I'm 28, had been with my husband for 10 years, where we were married for 9 months (we're still legally married, I left him slightly over a month ago). He was 33 when we met, and I didn't care about the age gap as I was fleeing my abusive parent's homes, and it was pretty cool to be getting attention from an adult like that.

He has always been abusive and controlling. Never cleaned and blamed it on me (I can't do the dishes without your help, you like doing laundry so I don't want to spoil your fun, you are the one that dirties the shower so you clean it, you wanted the pets so you have to clean up after them, ect).

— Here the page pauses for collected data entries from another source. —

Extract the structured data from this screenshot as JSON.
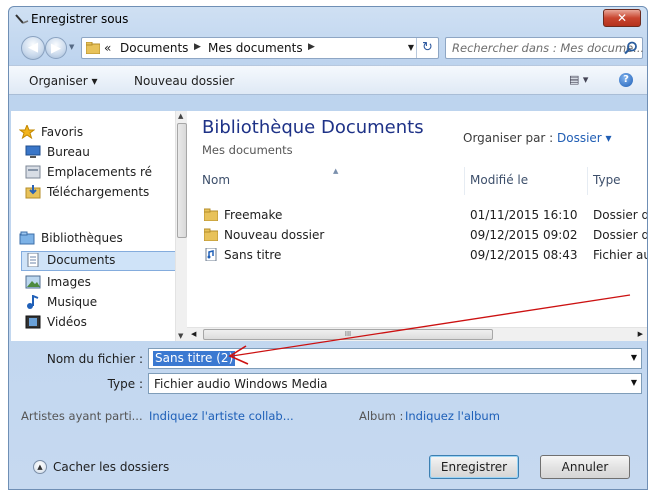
{
  "window": {
    "title": "Enregistrer sous",
    "close_label": "✕"
  },
  "address": {
    "overflow": "«",
    "crumbs": [
      "Documents",
      "Mes documents"
    ],
    "search_placeholder": "Rechercher dans : Mes docume..."
  },
  "toolbar": {
    "organize": "Organiser ▾",
    "new_folder": "Nouveau dossier",
    "view_icon": "view-icon",
    "help": "?"
  },
  "nav": {
    "favorites": "Favoris",
    "desktop": "Bureau",
    "recent_places": "Emplacements ré",
    "downloads": "Téléchargements",
    "libraries": "Bibliothèques",
    "documents": "Documents",
    "images": "Images",
    "music": "Musique",
    "videos": "Vidéos"
  },
  "main": {
    "library_title": "Bibliothèque Documents",
    "library_sub": "Mes documents",
    "arrange_label": "Organiser par :",
    "arrange_value": "Dossier ▾",
    "columns": {
      "name": "Nom",
      "modified": "Modifié le",
      "type": "Type"
    },
    "rows": [
      {
        "name": "Freemake",
        "modified": "01/11/2015 16:10",
        "type": "Dossier de",
        "icon": "folder-icon"
      },
      {
        "name": "Nouveau dossier",
        "modified": "09/12/2015 09:02",
        "type": "Dossier de",
        "icon": "folder-icon"
      },
      {
        "name": "Sans titre",
        "modified": "09/12/2015 08:43",
        "type": "Fichier au",
        "icon": "audio-file-icon"
      }
    ],
    "hscroll_grip": "III"
  },
  "form": {
    "filename_label": "Nom du fichier :",
    "filename_value": "Sans titre (2)",
    "type_label": "Type :",
    "type_value": "Fichier audio Windows Media",
    "artists_label": "Artistes ayant parti...",
    "artists_link": "Indiquez l'artiste collab...",
    "album_label": "Album :",
    "album_link": "Indiquez l'album"
  },
  "footer": {
    "hide_folders": "Cacher les dossiers",
    "save": "Enregistrer",
    "cancel": "Annuler"
  },
  "colors": {
    "accent": "#1e3287",
    "link": "#1d5fb8",
    "selection": "#3b79d1",
    "annotation_arrow": "#cc1111"
  }
}
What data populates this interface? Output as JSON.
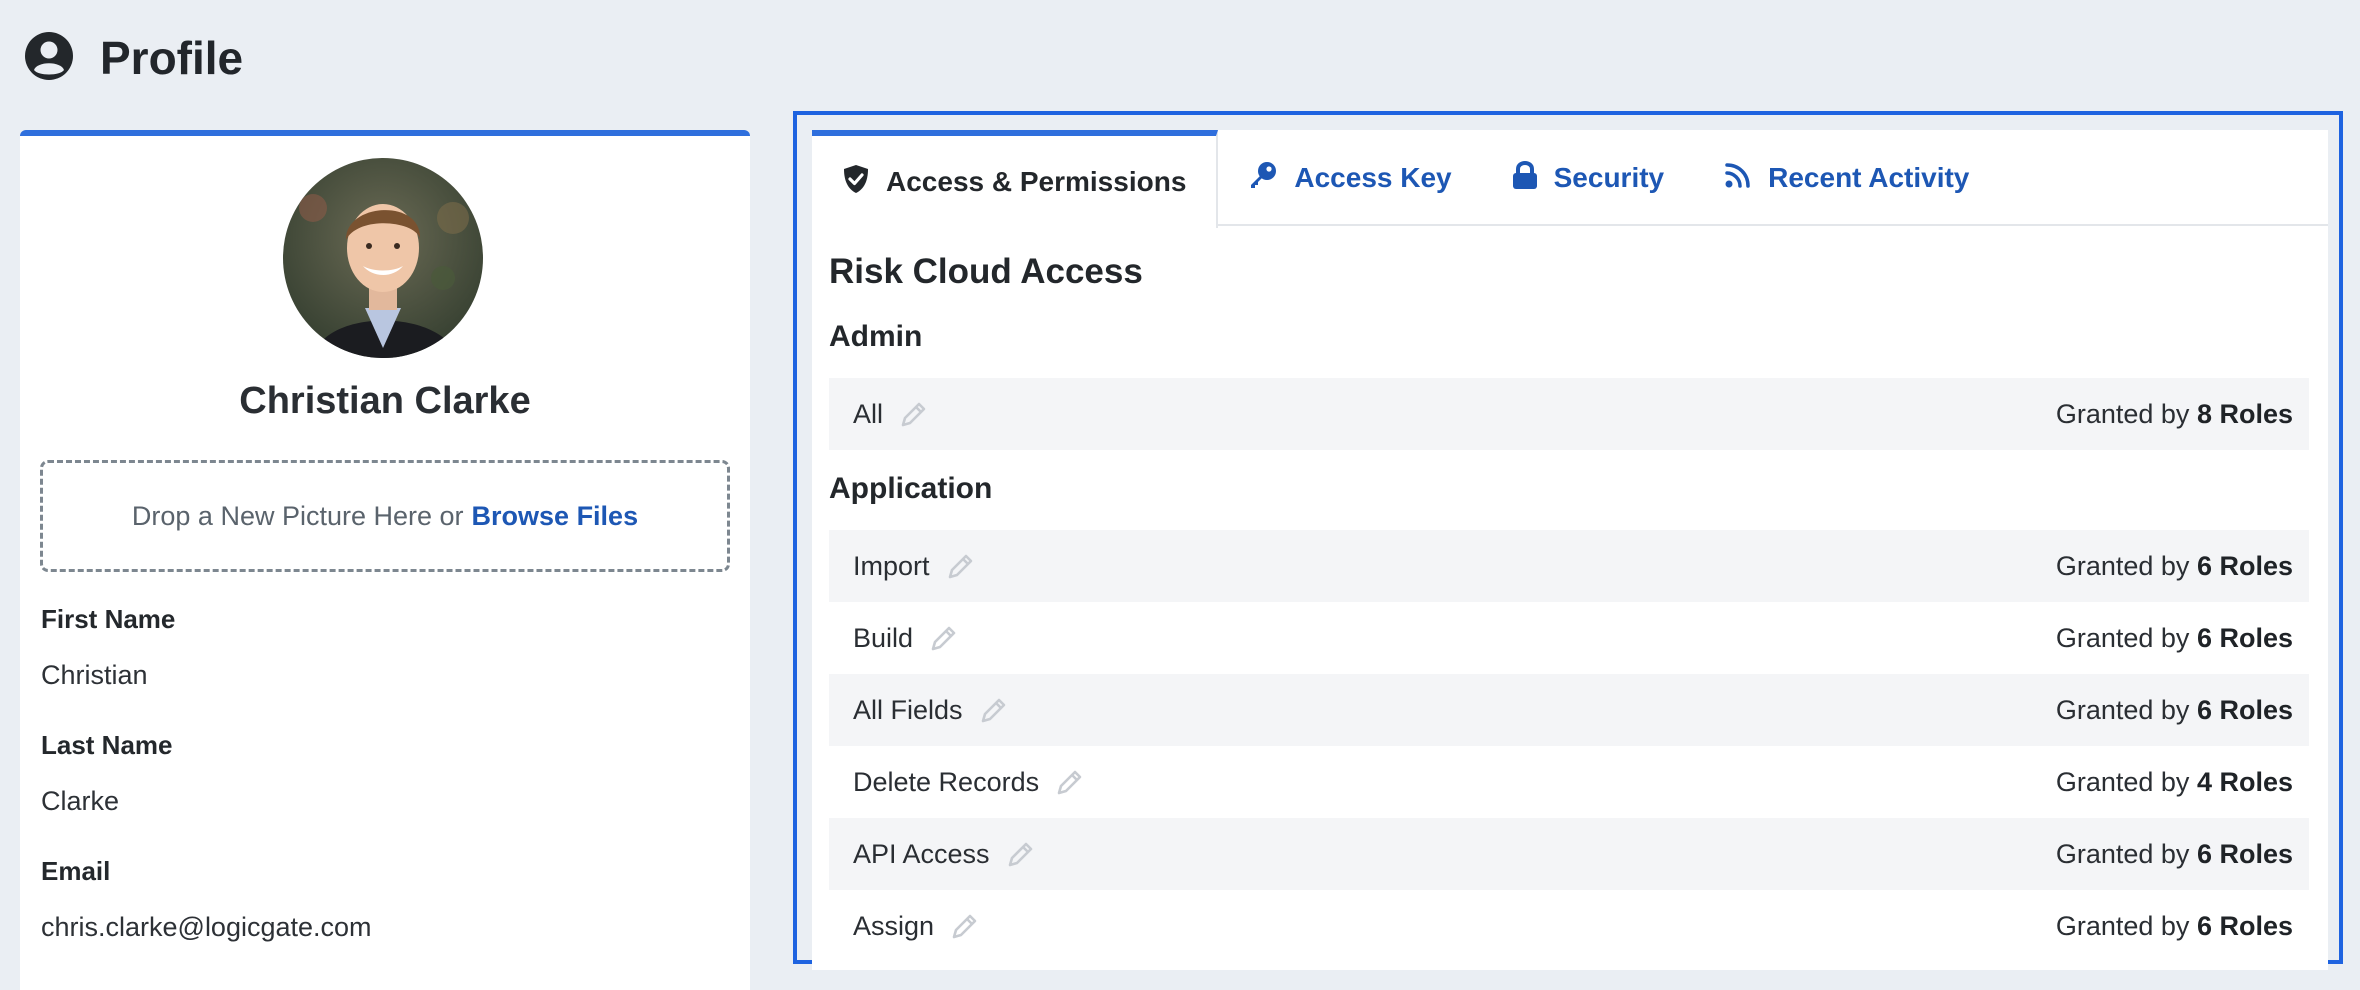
{
  "header": {
    "title": "Profile",
    "icon": "user-circle-icon"
  },
  "profile": {
    "name": "Christian Clarke",
    "dropzone": {
      "text": "Drop a New Picture Here or",
      "link": "Browse Files"
    },
    "fields": [
      {
        "label": "First Name",
        "value": "Christian"
      },
      {
        "label": "Last Name",
        "value": "Clarke"
      },
      {
        "label": "Email",
        "value": "chris.clarke@logicgate.com"
      }
    ]
  },
  "tabs": [
    {
      "label": "Access & Permissions",
      "icon": "shield-check-icon",
      "active": true
    },
    {
      "label": "Access Key",
      "icon": "key-icon",
      "active": false
    },
    {
      "label": "Security",
      "icon": "lock-icon",
      "active": false
    },
    {
      "label": "Recent Activity",
      "icon": "rss-feed-icon",
      "active": false
    }
  ],
  "access": {
    "title": "Risk Cloud Access",
    "groups": [
      {
        "title": "Admin",
        "rows": [
          {
            "label": "All",
            "granted_prefix": "Granted by",
            "granted_count": "8 Roles"
          }
        ]
      },
      {
        "title": "Application",
        "rows": [
          {
            "label": "Import",
            "granted_prefix": "Granted by",
            "granted_count": "6 Roles"
          },
          {
            "label": "Build",
            "granted_prefix": "Granted by",
            "granted_count": "6 Roles"
          },
          {
            "label": "All Fields",
            "granted_prefix": "Granted by",
            "granted_count": "6 Roles"
          },
          {
            "label": "Delete Records",
            "granted_prefix": "Granted by",
            "granted_count": "4 Roles"
          },
          {
            "label": "API Access",
            "granted_prefix": "Granted by",
            "granted_count": "6 Roles"
          },
          {
            "label": "Assign",
            "granted_prefix": "Granted by",
            "granted_count": "6 Roles"
          }
        ]
      }
    ]
  },
  "colors": {
    "accent": "#2f6fdd",
    "link": "#1d57b4",
    "focus_outline": "#1e63e0",
    "background": "#eaeef3"
  }
}
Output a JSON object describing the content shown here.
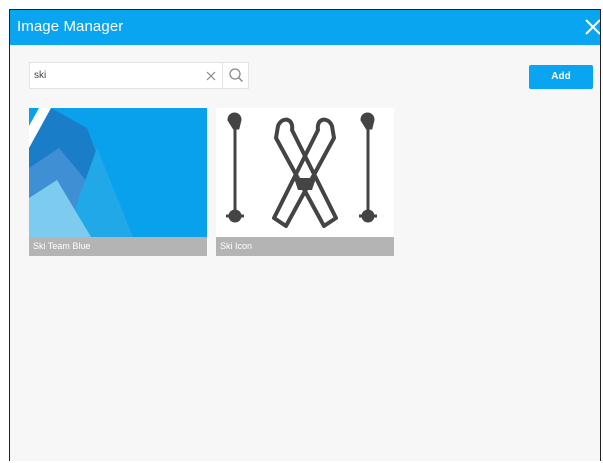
{
  "dialog": {
    "title": "Image Manager",
    "close_icon": "close-icon"
  },
  "search": {
    "value": "ski",
    "placeholder": "",
    "clear_icon": "clear-x-icon",
    "search_icon": "magnifier-icon"
  },
  "toolbar": {
    "add_label": "Add"
  },
  "images": [
    {
      "label": "Ski Team Blue",
      "thumbnail": "blue-mountains"
    },
    {
      "label": "Ski Icon",
      "thumbnail": "skis-and-poles"
    }
  ],
  "colors": {
    "accent": "#0aa5f0",
    "label_bar": "#b4b4b4",
    "background": "#f7f7f7"
  }
}
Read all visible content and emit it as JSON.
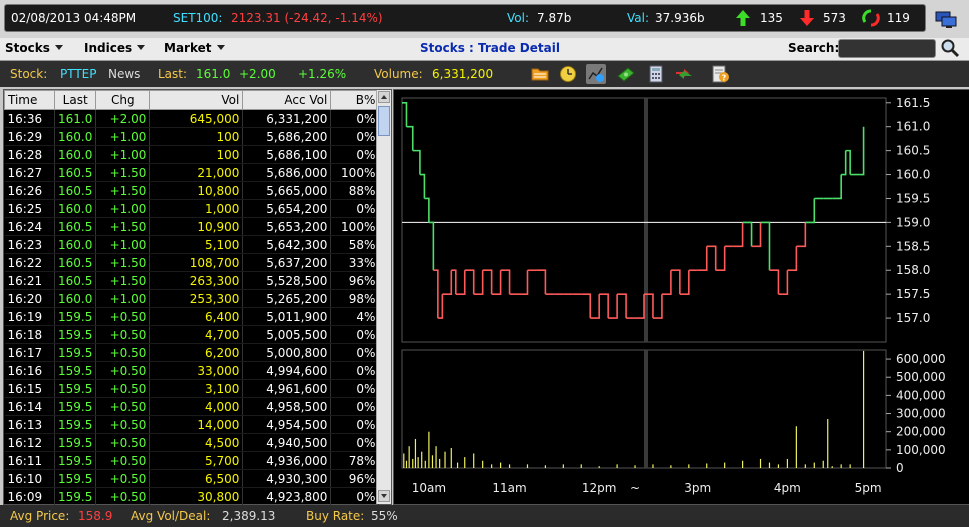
{
  "ticker": {
    "datetime": "02/08/2013 04:48PM",
    "index_label": "SET100:",
    "index_value": "2123.31 (-24.42, -1.14%)",
    "vol_label": "Vol:",
    "vol_value": "7.87b",
    "val_label": "Val:",
    "val_value": "37.936b",
    "up_count": "135",
    "down_count": "573",
    "unchanged_count": "119"
  },
  "menu": {
    "stocks": "Stocks",
    "indices": "Indices",
    "market": "Market",
    "page_title": "Stocks : Trade Detail",
    "search_label": "Search:",
    "search_value": ""
  },
  "stockbar": {
    "stock_label": "Stock:",
    "symbol": "PTTEP",
    "news": "News",
    "last_label": "Last:",
    "last_value": "161.0",
    "change": "+2.00",
    "pct": "+1.26%",
    "volume_label": "Volume:",
    "volume_value": "6,331,200",
    "toolbar_icons": [
      "folder-icon",
      "clock-icon",
      "chart-icon",
      "money-icon",
      "calculator-icon",
      "transfer-icon",
      "help-icon"
    ]
  },
  "table": {
    "headers": [
      "Time",
      "Last",
      "Chg",
      "Vol",
      "Acc Vol",
      "B%"
    ],
    "rows": [
      [
        "16:36",
        "161.0",
        "+2.00",
        "645,000",
        "6,331,200",
        "0%"
      ],
      [
        "16:29",
        "160.0",
        "+1.00",
        "100",
        "5,686,200",
        "0%"
      ],
      [
        "16:28",
        "160.0",
        "+1.00",
        "100",
        "5,686,100",
        "0%"
      ],
      [
        "16:27",
        "160.5",
        "+1.50",
        "21,000",
        "5,686,000",
        "100%"
      ],
      [
        "16:26",
        "160.5",
        "+1.50",
        "10,800",
        "5,665,000",
        "88%"
      ],
      [
        "16:25",
        "160.0",
        "+1.00",
        "1,000",
        "5,654,200",
        "0%"
      ],
      [
        "16:24",
        "160.5",
        "+1.50",
        "10,900",
        "5,653,200",
        "100%"
      ],
      [
        "16:23",
        "160.0",
        "+1.00",
        "5,100",
        "5,642,300",
        "58%"
      ],
      [
        "16:22",
        "160.5",
        "+1.50",
        "108,700",
        "5,637,200",
        "33%"
      ],
      [
        "16:21",
        "160.5",
        "+1.50",
        "263,300",
        "5,528,500",
        "96%"
      ],
      [
        "16:20",
        "160.0",
        "+1.00",
        "253,300",
        "5,265,200",
        "98%"
      ],
      [
        "16:19",
        "159.5",
        "+0.50",
        "6,400",
        "5,011,900",
        "4%"
      ],
      [
        "16:18",
        "159.5",
        "+0.50",
        "4,700",
        "5,005,500",
        "0%"
      ],
      [
        "16:17",
        "159.5",
        "+0.50",
        "6,200",
        "5,000,800",
        "0%"
      ],
      [
        "16:16",
        "159.5",
        "+0.50",
        "33,000",
        "4,994,600",
        "0%"
      ],
      [
        "16:15",
        "159.5",
        "+0.50",
        "3,100",
        "4,961,600",
        "0%"
      ],
      [
        "16:14",
        "159.5",
        "+0.50",
        "4,000",
        "4,958,500",
        "0%"
      ],
      [
        "16:13",
        "159.5",
        "+0.50",
        "14,000",
        "4,954,500",
        "0%"
      ],
      [
        "16:12",
        "159.5",
        "+0.50",
        "4,500",
        "4,940,500",
        "0%"
      ],
      [
        "16:11",
        "159.5",
        "+0.50",
        "5,700",
        "4,936,000",
        "78%"
      ],
      [
        "16:10",
        "159.5",
        "+0.50",
        "6,500",
        "4,930,300",
        "96%"
      ],
      [
        "16:09",
        "159.5",
        "+0.50",
        "30,800",
        "4,923,800",
        "0%"
      ]
    ]
  },
  "chart_data": {
    "type": "line",
    "price_ylim": [
      156.5,
      161.6
    ],
    "price_ticks": [
      "161.5",
      "161.0",
      "160.5",
      "160.0",
      "159.5",
      "159.0",
      "158.5",
      "158.0",
      "157.5",
      "157.0"
    ],
    "price_tick_values": [
      161.5,
      161.0,
      160.5,
      160.0,
      159.5,
      159.0,
      158.5,
      158.0,
      157.5,
      157.0
    ],
    "prev_close": 159.0,
    "x_labels": [
      "10am",
      "11am",
      "12pm",
      "~",
      "3pm",
      "4pm",
      "5pm"
    ],
    "time_markers": [
      0.3,
      1.2,
      2.2,
      2.6,
      3.3,
      4.3,
      5.2
    ],
    "price_series": [
      [
        0.0,
        161.5
      ],
      [
        0.05,
        161.0
      ],
      [
        0.12,
        160.5
      ],
      [
        0.2,
        160.0
      ],
      [
        0.25,
        159.5
      ],
      [
        0.3,
        159.0
      ],
      [
        0.35,
        158.0
      ],
      [
        0.4,
        157.0
      ],
      [
        0.45,
        157.5
      ],
      [
        0.55,
        158.0
      ],
      [
        0.6,
        157.5
      ],
      [
        0.7,
        158.0
      ],
      [
        0.8,
        157.5
      ],
      [
        0.9,
        158.0
      ],
      [
        1.0,
        157.5
      ],
      [
        1.1,
        158.0
      ],
      [
        1.2,
        157.5
      ],
      [
        1.3,
        157.5
      ],
      [
        1.4,
        158.0
      ],
      [
        1.5,
        158.0
      ],
      [
        1.6,
        157.5
      ],
      [
        1.7,
        157.5
      ],
      [
        1.8,
        157.5
      ],
      [
        1.9,
        157.5
      ],
      [
        2.0,
        157.5
      ],
      [
        2.1,
        157.0
      ],
      [
        2.2,
        157.5
      ],
      [
        2.3,
        157.0
      ],
      [
        2.4,
        157.5
      ],
      [
        2.5,
        157.0
      ],
      [
        2.6,
        157.0
      ],
      [
        2.7,
        157.5
      ],
      [
        2.8,
        157.0
      ],
      [
        2.9,
        157.5
      ],
      [
        3.0,
        158.0
      ],
      [
        3.1,
        157.5
      ],
      [
        3.2,
        158.0
      ],
      [
        3.3,
        158.0
      ],
      [
        3.4,
        158.5
      ],
      [
        3.5,
        158.0
      ],
      [
        3.6,
        158.5
      ],
      [
        3.7,
        158.5
      ],
      [
        3.8,
        159.0
      ],
      [
        3.9,
        158.5
      ],
      [
        4.0,
        159.0
      ],
      [
        4.1,
        158.0
      ],
      [
        4.2,
        157.5
      ],
      [
        4.3,
        158.0
      ],
      [
        4.4,
        158.5
      ],
      [
        4.5,
        159.0
      ],
      [
        4.6,
        159.5
      ],
      [
        4.7,
        159.5
      ],
      [
        4.8,
        159.5
      ],
      [
        4.9,
        160.0
      ],
      [
        4.95,
        160.5
      ],
      [
        5.0,
        160.0
      ],
      [
        5.1,
        160.0
      ],
      [
        5.15,
        161.0
      ]
    ],
    "volume_ylim": [
      0,
      650000
    ],
    "volume_ticks": [
      "600,000",
      "500,000",
      "400,000",
      "300,000",
      "200,000",
      "100,000",
      "0"
    ],
    "volume_tick_values": [
      600000,
      500000,
      400000,
      300000,
      200000,
      100000,
      0
    ],
    "volume_series": [
      [
        0.02,
        80000
      ],
      [
        0.05,
        40000
      ],
      [
        0.08,
        120000
      ],
      [
        0.12,
        50000
      ],
      [
        0.15,
        160000
      ],
      [
        0.18,
        60000
      ],
      [
        0.22,
        90000
      ],
      [
        0.26,
        40000
      ],
      [
        0.3,
        200000
      ],
      [
        0.34,
        70000
      ],
      [
        0.38,
        120000
      ],
      [
        0.42,
        50000
      ],
      [
        0.48,
        90000
      ],
      [
        0.55,
        110000
      ],
      [
        0.62,
        30000
      ],
      [
        0.7,
        60000
      ],
      [
        0.8,
        80000
      ],
      [
        0.9,
        40000
      ],
      [
        1.0,
        20000
      ],
      [
        1.1,
        30000
      ],
      [
        1.2,
        20000
      ],
      [
        1.4,
        20000
      ],
      [
        1.6,
        15000
      ],
      [
        1.8,
        20000
      ],
      [
        2.0,
        20000
      ],
      [
        2.2,
        10000
      ],
      [
        2.4,
        20000
      ],
      [
        2.6,
        15000
      ],
      [
        2.8,
        20000
      ],
      [
        3.0,
        15000
      ],
      [
        3.2,
        20000
      ],
      [
        3.4,
        25000
      ],
      [
        3.6,
        30000
      ],
      [
        3.8,
        40000
      ],
      [
        4.0,
        50000
      ],
      [
        4.1,
        30000
      ],
      [
        4.2,
        20000
      ],
      [
        4.3,
        50000
      ],
      [
        4.4,
        230000
      ],
      [
        4.5,
        20000
      ],
      [
        4.6,
        30000
      ],
      [
        4.7,
        40000
      ],
      [
        4.75,
        270000
      ],
      [
        4.8,
        10000
      ],
      [
        4.9,
        20000
      ],
      [
        5.0,
        20000
      ],
      [
        5.15,
        645000
      ]
    ]
  },
  "status": {
    "avg_price_label": "Avg Price:",
    "avg_price": "158.9",
    "avg_vol_label": "Avg Vol/Deal:",
    "avg_vol": "2,389.13",
    "buy_rate_label": "Buy Rate:",
    "buy_rate": "55%"
  },
  "colors": {
    "up": "#5cff3a",
    "down": "#ff4040",
    "yellow": "#f5f500",
    "cyan": "#40e0ff",
    "title_blue": "#0a2bb0",
    "chart_up": "#4ce06a",
    "chart_down": "#ff5a5a"
  }
}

He always told me about his castration fetish. Whatever, nbd, it's basically like getting a vasectomy right? 6 years in to our relationship he LEARNS about trans people. He at first just flat out refused to accept the idea. A year later he's pushing me to take testosterone because he thought it would be hot if my clit got bigger and I grew a beard. Being abused and manipulated my whole life by parents, Peers, partners, I am very easy to Gaslight and manipulate. I get on to hormones easy peasy because in the US all you have to do is ask a Dr for them, they get informed consent from you, and wham bam thank you ma'am you can mess up your body for life. It destroyed my wonderful singing voice. Luckily I wasn't on them for long because I'm a baby about needles, so I took 1 dose for every 10 I should have been taking, and I hated the changes my body was going through. He had magic mushrooms once and had decided that I was his gender and he was mine. He started making me wear his clothes and stole mine.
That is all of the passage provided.